Retired Pakistani JAG officer explains issues in Supreme Court litigation

The lawyer who sought to persuade the Supreme Court of Pakistan to entertain his pro se petition concerning military court judgments involving both civilians and serving personnel, has cogently explained the situation for The Nation. Here is an excerpt from the article:
Col Inam Ul Raheim, a former Assistant Advocate General Pakistan Army, had filed the petition in person under Article 184 of the Constitution in the Supreme Court last year.
He prayed that at least one judicial review before the apex court may kindly be provided to all the convicts of military courts whether they are regular members of the armed forces or the civilians subjected due to recent amendments in the best interest of justice.
The lawyer shared with The Nation that the writ petitions filed under Article 199 of Constitution are dismissed by the high courts on the ground that they do not have the jurisdiction. On January a division bench of Lahore High Court dismissed three petitions of the persons, awarded death sentence by military court.
Col Inam said: “When the aggrieved persons approach the apex court the judges there also don’t entertain their petitions then in this situation where do they go.” “Who will provide justice to these people,” he added.
“If the judicial review could not be provided to the victims of the military courts then it would be considered extrajudicial killing through military judicial system,” he stated.
In the petition, he stated that during the tenure of ex-COAS [Chief of Army Staff] General (retd) Pervez Musharraf, military convicts were denied trial proceedings although permissible under PAA [Pakistan Army Act] Rule 130 and many were executed and still many are loitering in the jails.
The petition said under the provisions of Army Act arrest/detention is ordered by any superior officer as well Commanding Officer (CO) and thereafter under PAA Rule 13 the investigation is also conducted by the same CO of the accused.
It states that the same CO, who was investing officer till then, now adopts the role of judge by disposing of case summarily under PAA Section 23 read with PAA Rule 16 and 17, and can award minor punishments up to 28 days rigorous imprisonment.
The petition said during the summary trial an accused is assisted by an officer known as friend of accused but friend of accused can neither address the court nor argue the case.

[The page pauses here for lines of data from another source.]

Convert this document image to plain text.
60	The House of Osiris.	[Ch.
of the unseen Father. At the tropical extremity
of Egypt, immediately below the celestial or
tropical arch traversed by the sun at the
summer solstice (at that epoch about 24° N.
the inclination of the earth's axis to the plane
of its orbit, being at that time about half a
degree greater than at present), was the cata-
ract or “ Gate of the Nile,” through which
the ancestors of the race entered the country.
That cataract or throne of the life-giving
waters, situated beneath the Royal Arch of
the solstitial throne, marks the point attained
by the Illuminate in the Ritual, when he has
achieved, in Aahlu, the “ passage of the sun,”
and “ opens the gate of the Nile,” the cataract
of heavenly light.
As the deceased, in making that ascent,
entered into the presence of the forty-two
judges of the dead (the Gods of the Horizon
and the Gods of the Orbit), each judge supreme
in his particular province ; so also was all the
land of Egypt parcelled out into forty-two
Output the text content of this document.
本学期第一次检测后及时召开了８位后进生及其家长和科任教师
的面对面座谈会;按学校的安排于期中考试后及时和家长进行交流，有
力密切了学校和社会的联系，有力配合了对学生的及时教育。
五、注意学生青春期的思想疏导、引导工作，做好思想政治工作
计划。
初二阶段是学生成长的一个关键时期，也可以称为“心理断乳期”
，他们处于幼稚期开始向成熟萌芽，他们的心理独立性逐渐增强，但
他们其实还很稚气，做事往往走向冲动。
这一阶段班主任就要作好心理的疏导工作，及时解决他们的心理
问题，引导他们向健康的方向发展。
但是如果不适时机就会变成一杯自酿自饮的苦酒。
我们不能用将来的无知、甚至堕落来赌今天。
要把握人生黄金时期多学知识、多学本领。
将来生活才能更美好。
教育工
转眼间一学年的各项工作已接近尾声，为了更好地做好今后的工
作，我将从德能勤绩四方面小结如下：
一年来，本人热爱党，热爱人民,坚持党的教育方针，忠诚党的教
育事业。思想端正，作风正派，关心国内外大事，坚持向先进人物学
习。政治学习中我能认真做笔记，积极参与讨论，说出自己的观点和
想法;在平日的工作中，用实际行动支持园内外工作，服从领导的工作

He can only sit with the accused and advise him during the trial. 
The accused can produce defence witnesses but normally nobody dares from the unit to become the defence witness as the investigation and charges are framed by the commanding officer.
The proceedings are forwarded to commander for confirmation and he under PAA Section 123, confirms the proceedings .However he has two options, first he may confirm the proceedings or he may send back the proceedings to the court for revision under PAA Section 126 read with PAA Rule 57which could be done only once.
The petition said that only after confirmation by the COAS, the convict gets a right to file an appeal before Court of Appeals consisting of COAS or officers designated by him under PAA Section 133. It said who would be an officer in the chain of command who would reverse the decision of court martial confirmed by the COAS.
The petition said that the persons subject to Army Act are also citizens of this country and have right to be treated justly, fairly and impartially by a forum having judicial mind and in accordance with the constitution.
Plainly, Col. Raheim has a broad systemic challenge in mind. The court held that he lacked standing, but judging by the information he provided to The Nation, he'll be back, this time presumably with one or more clients in tow.